The annotation of the An. gambiae
genome is being manually appraised using the GMOD annotation tool Apollo (4
). Currently, over 50% of the genome has been completed including the entirety of the chromosome arms 2L, 2R and X. Many loci have been updated to correct systematic errors in the computational annotation; especially in reference to tandem arrays of multi-gene families, gene merges from multiple partial predictions and the removal of suspect predictions likely to be based on transposable element sequences. Manual annotations are stored in a separate CHADO database (5
), displayed as a track in the genome browser via DAS (6
) and integrated into the main gene build during the next round of re-annotation.

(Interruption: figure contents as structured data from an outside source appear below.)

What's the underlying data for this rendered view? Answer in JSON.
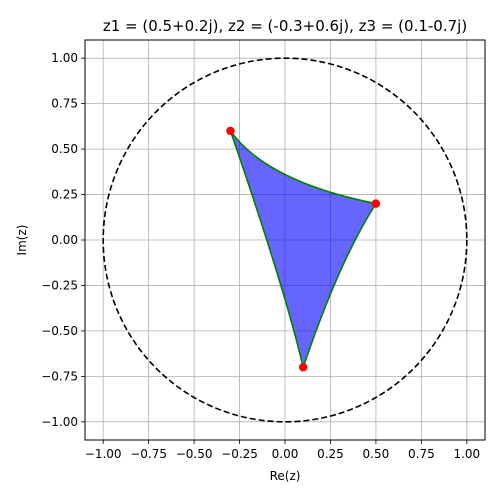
{
  "chart_data": {
    "type": "scatter",
    "title": "z1 = (0.5+0.2j), z2 = (-0.3+0.6j), z3 = (0.1-0.7j)",
    "xlabel": "Re(z)",
    "ylabel": "Im(z)",
    "xlim": [
      -1.1,
      1.1
    ],
    "ylim": [
      -1.1,
      1.1
    ],
    "grid": true,
    "x_ticks": [
      -1.0,
      -0.75,
      -0.5,
      -0.25,
      0.0,
      0.25,
      0.5,
      0.75,
      1.0
    ],
    "x_tick_labels": [
      "−1.00",
      "−0.75",
      "−0.50",
      "−0.25",
      "0.00",
      "0.25",
      "0.50",
      "0.75",
      "1.00"
    ],
    "y_ticks": [
      1.0,
      0.75,
      0.5,
      0.25,
      0.0,
      -0.25,
      -0.5,
      -0.75,
      -1.0
    ],
    "y_tick_labels": [
      "1.00",
      "0.75",
      "0.50",
      "0.25",
      "0.00",
      "−0.25",
      "−0.50",
      "−0.75",
      "−1.00"
    ],
    "unit_circle": {
      "center": [
        0,
        0
      ],
      "radius": 1,
      "style": "dashed",
      "color": "#000000"
    },
    "points": [
      {
        "label": "z1",
        "x": 0.5,
        "y": 0.2
      },
      {
        "label": "z2",
        "x": -0.3,
        "y": 0.6
      },
      {
        "label": "z3",
        "x": 0.1,
        "y": -0.7
      }
    ],
    "point_color": "#ff0000",
    "triangle": {
      "fill": "#0000ff",
      "fill_opacity": 0.6,
      "edge_color": "#008000",
      "edges": [
        {
          "from": "z1",
          "to": "z2",
          "through": [
            0.0,
            0.36
          ]
        },
        {
          "from": "z2",
          "to": "z3",
          "through": [
            -0.05,
            -0.16
          ]
        },
        {
          "from": "z3",
          "to": "z1",
          "through": [
            0.3,
            -0.18
          ]
        }
      ]
    }
  }
}
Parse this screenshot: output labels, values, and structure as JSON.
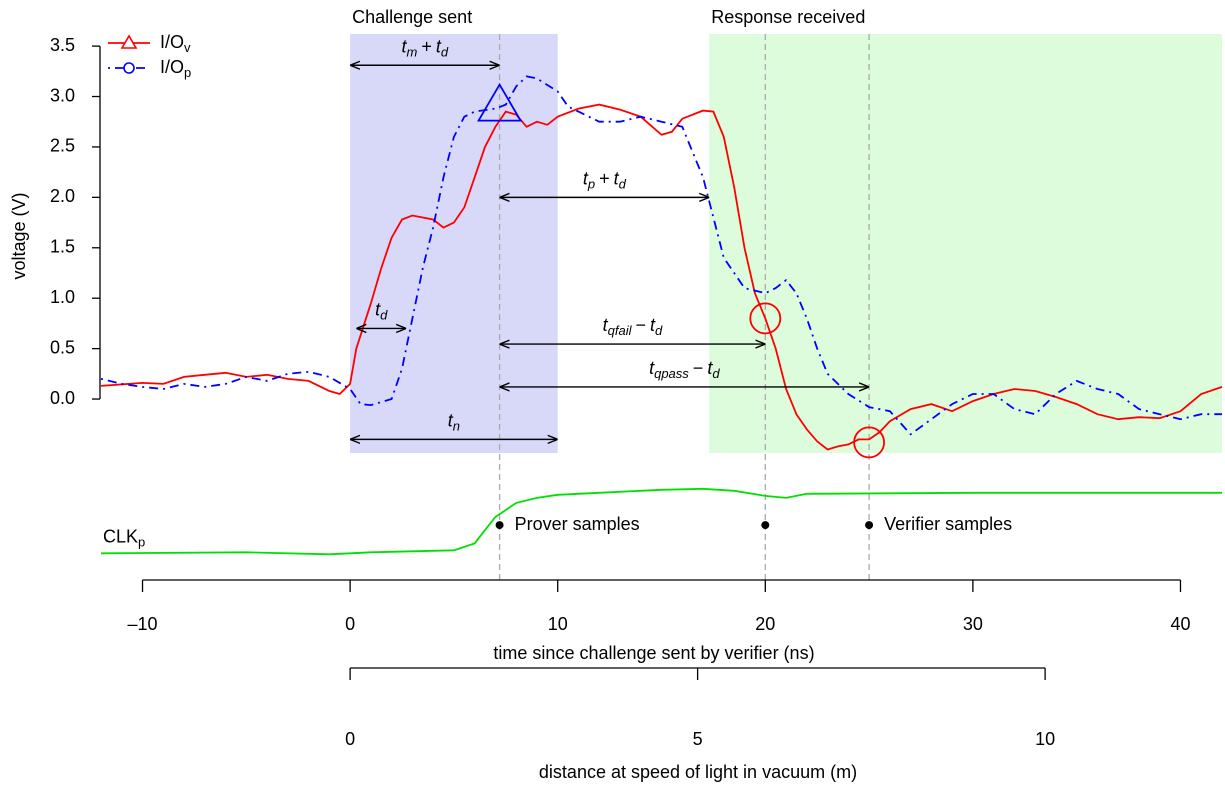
{
  "chart_data": {
    "type": "line",
    "x_label": "time since challenge sent by verifier (ns)",
    "y_label": "voltage (V)",
    "xlim": [
      -12,
      42
    ],
    "ylim": [
      -0.535,
      3.62
    ],
    "xticks": [
      {
        "value": -10,
        "label": "–10"
      },
      0,
      10,
      20,
      30,
      40
    ],
    "yticks": [
      {
        "value": 0,
        "label": "0.0"
      },
      {
        "value": 0.5,
        "label": "0.5"
      },
      {
        "value": 1,
        "label": "1.0"
      },
      {
        "value": 1.5,
        "label": "1.5"
      },
      {
        "value": 2,
        "label": "2.0"
      },
      {
        "value": 2.5,
        "label": "2.5"
      },
      {
        "value": 3,
        "label": "3.0"
      },
      {
        "value": 3.5,
        "label": "3.5"
      }
    ],
    "distance_axis": {
      "label": "distance at speed of light in vacuum (m)",
      "lim": [
        0,
        10
      ],
      "ticks": [
        0,
        5,
        10
      ]
    },
    "regions": [
      {
        "label": "Challenge sent",
        "x": [
          0,
          10
        ],
        "color": "#d8d8f8"
      },
      {
        "label": "Response received",
        "x": [
          17.3,
          42
        ],
        "color": "#dcfcdc"
      }
    ],
    "series": [
      {
        "name": "I/O",
        "sub": "v",
        "color": "#ff0000",
        "marker": "triangle",
        "dash": "solid",
        "x": [
          -12,
          -10,
          -9,
          -8,
          -7,
          -6,
          -5,
          -4,
          -3,
          -2,
          -1,
          -0.5,
          0,
          0.3,
          1,
          1.5,
          2,
          2.5,
          3,
          4,
          4.5,
          5,
          5.5,
          6,
          6.5,
          7,
          7.5,
          8,
          8.5,
          9,
          9.5,
          10,
          11,
          12,
          13,
          14,
          15,
          15.5,
          16,
          17,
          17.5,
          18,
          18.5,
          19,
          19.5,
          20,
          20.5,
          21,
          21.5,
          22,
          22.5,
          23,
          23.5,
          24,
          24.5,
          25,
          25.5,
          26,
          27,
          28,
          29,
          30,
          31,
          32,
          33,
          34,
          35,
          36,
          37,
          38,
          39,
          40,
          41,
          42
        ],
        "values": [
          0.13,
          0.16,
          0.15,
          0.22,
          0.24,
          0.26,
          0.22,
          0.24,
          0.2,
          0.18,
          0.08,
          0.05,
          0.15,
          0.5,
          0.95,
          1.3,
          1.6,
          1.78,
          1.82,
          1.78,
          1.7,
          1.75,
          1.9,
          2.2,
          2.5,
          2.7,
          2.85,
          2.82,
          2.7,
          2.75,
          2.72,
          2.8,
          2.88,
          2.92,
          2.87,
          2.8,
          2.62,
          2.65,
          2.78,
          2.86,
          2.85,
          2.6,
          2.1,
          1.5,
          1.05,
          0.8,
          0.5,
          0.1,
          -0.15,
          -0.3,
          -0.42,
          -0.5,
          -0.47,
          -0.45,
          -0.4,
          -0.4,
          -0.33,
          -0.22,
          -0.1,
          -0.05,
          -0.12,
          -0.02,
          0.05,
          0.1,
          0.08,
          0.02,
          -0.05,
          -0.15,
          -0.2,
          -0.18,
          -0.19,
          -0.12,
          0.05,
          0.12
        ]
      },
      {
        "name": "I/O",
        "sub": "p",
        "color": "#0000ff",
        "marker": "circle",
        "dash": "dashdot",
        "x": [
          -12,
          -11,
          -10,
          -9,
          -8,
          -7,
          -6,
          -5,
          -4,
          -3,
          -2,
          -1,
          0,
          0.5,
          1,
          2,
          2.5,
          3,
          3.5,
          4,
          4.5,
          5,
          5.5,
          6,
          7,
          7.5,
          8,
          8.5,
          9,
          10,
          10.5,
          11,
          12,
          13,
          14,
          15,
          16,
          16.5,
          17,
          17.5,
          18,
          18.5,
          19,
          20,
          20.5,
          21,
          21.5,
          22,
          22.5,
          23,
          24,
          25,
          26,
          27,
          28,
          29,
          30,
          31,
          32,
          33,
          34,
          35,
          36,
          37,
          38,
          39,
          40,
          41,
          42
        ],
        "values": [
          0.2,
          0.15,
          0.12,
          0.1,
          0.15,
          0.12,
          0.15,
          0.22,
          0.18,
          0.25,
          0.27,
          0.22,
          0.1,
          -0.05,
          -0.06,
          0,
          0.3,
          0.8,
          1.3,
          1.7,
          2.2,
          2.6,
          2.8,
          2.85,
          2.88,
          2.92,
          3.1,
          3.2,
          3.18,
          3.05,
          2.9,
          2.85,
          2.75,
          2.75,
          2.8,
          2.75,
          2.7,
          2.45,
          2.2,
          1.8,
          1.4,
          1.25,
          1.1,
          1.05,
          1.1,
          1.18,
          1.05,
          0.8,
          0.5,
          0.25,
          0.05,
          -0.08,
          -0.12,
          -0.35,
          -0.2,
          -0.05,
          0.05,
          0.05,
          -0.1,
          -0.15,
          0.05,
          0.18,
          0.1,
          0.05,
          -0.1,
          -0.15,
          -0.2,
          -0.15,
          -0.15
        ]
      },
      {
        "name": "CLK",
        "sub": "p",
        "color": "#00e000",
        "dash": "solid",
        "x": [
          -12,
          -5,
          -1,
          1,
          5,
          6,
          6.5,
          7,
          7.5,
          8,
          9,
          10,
          12,
          15,
          17,
          18.5,
          20,
          21,
          22,
          30,
          42
        ],
        "values": [
          -1.53,
          -1.52,
          -1.54,
          -1.52,
          -1.5,
          -1.43,
          -1.3,
          -1.17,
          -1.1,
          -1.03,
          -0.98,
          -0.95,
          -0.93,
          -0.9,
          -0.89,
          -0.91,
          -0.96,
          -0.98,
          -0.94,
          -0.93,
          -0.93
        ]
      }
    ],
    "markers": [
      {
        "shape": "triangle",
        "x": 7.2,
        "y": 2.9,
        "color": "#0000ff"
      },
      {
        "shape": "circle",
        "x": 20,
        "y": 0.8,
        "color": "#ff0000"
      },
      {
        "shape": "circle",
        "x": 25,
        "y": -0.43,
        "color": "#ff0000"
      }
    ],
    "samples": [
      {
        "x": 7.2,
        "y": -1.25,
        "label": "Prover samples"
      },
      {
        "x": 20,
        "y": -1.25
      },
      {
        "x": 25,
        "y": -1.25,
        "label": "Verifier samples"
      }
    ],
    "arrows": [
      {
        "from": 0,
        "to": 7.2,
        "y": 3.31,
        "label": [
          {
            "t": "t",
            "sub": "m"
          },
          {
            "op": "+"
          },
          {
            "t": "t",
            "sub": "d"
          }
        ]
      },
      {
        "from": 7.2,
        "to": 17.3,
        "y": 2.0,
        "label": [
          {
            "t": "t",
            "sub": "p"
          },
          {
            "op": "+"
          },
          {
            "t": "t",
            "sub": "d"
          }
        ]
      },
      {
        "from": 0.3,
        "to": 2.7,
        "y": 0.7,
        "label": [
          {
            "t": "t",
            "sub": "d"
          }
        ]
      },
      {
        "from": 7.2,
        "to": 20,
        "y": 0.545,
        "label": [
          {
            "t": "t",
            "sub": "qfail"
          },
          {
            "op": "−"
          },
          {
            "t": "t",
            "sub": "d"
          }
        ]
      },
      {
        "from": 7.2,
        "to": 25,
        "y": 0.12,
        "label": [
          {
            "t": "t",
            "sub": "qpass"
          },
          {
            "op": "−"
          },
          {
            "t": "t",
            "sub": "d"
          }
        ]
      },
      {
        "from": 0,
        "to": 10,
        "y": -0.4,
        "label": [
          {
            "t": "t",
            "sub": "n"
          }
        ]
      }
    ]
  }
}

Small-scale manual appraisal of gene predictions has been undertaken for An. aegypti and C. quinquefasciatus as part of the quality control for the gene builds. In the case of C. quinquefasciatus, this revealed at least 1500 predictions which were removed from the CpipJ1.2 dataset. Amongst the deprecated gene predictions were a large set of single exon predictions which had no supporting transcript evidence and no similarity to other mosquito proteomes or any other sequences in the public databases. Expert opinion was that these were erroneous over-prediction by the computation algorithms rather than a large Culex-specific gene family. Efforts such as these highlight our determination to improve gene prediction accuracy through the integration of new data sets and the re-appraisal of the existing prediction set.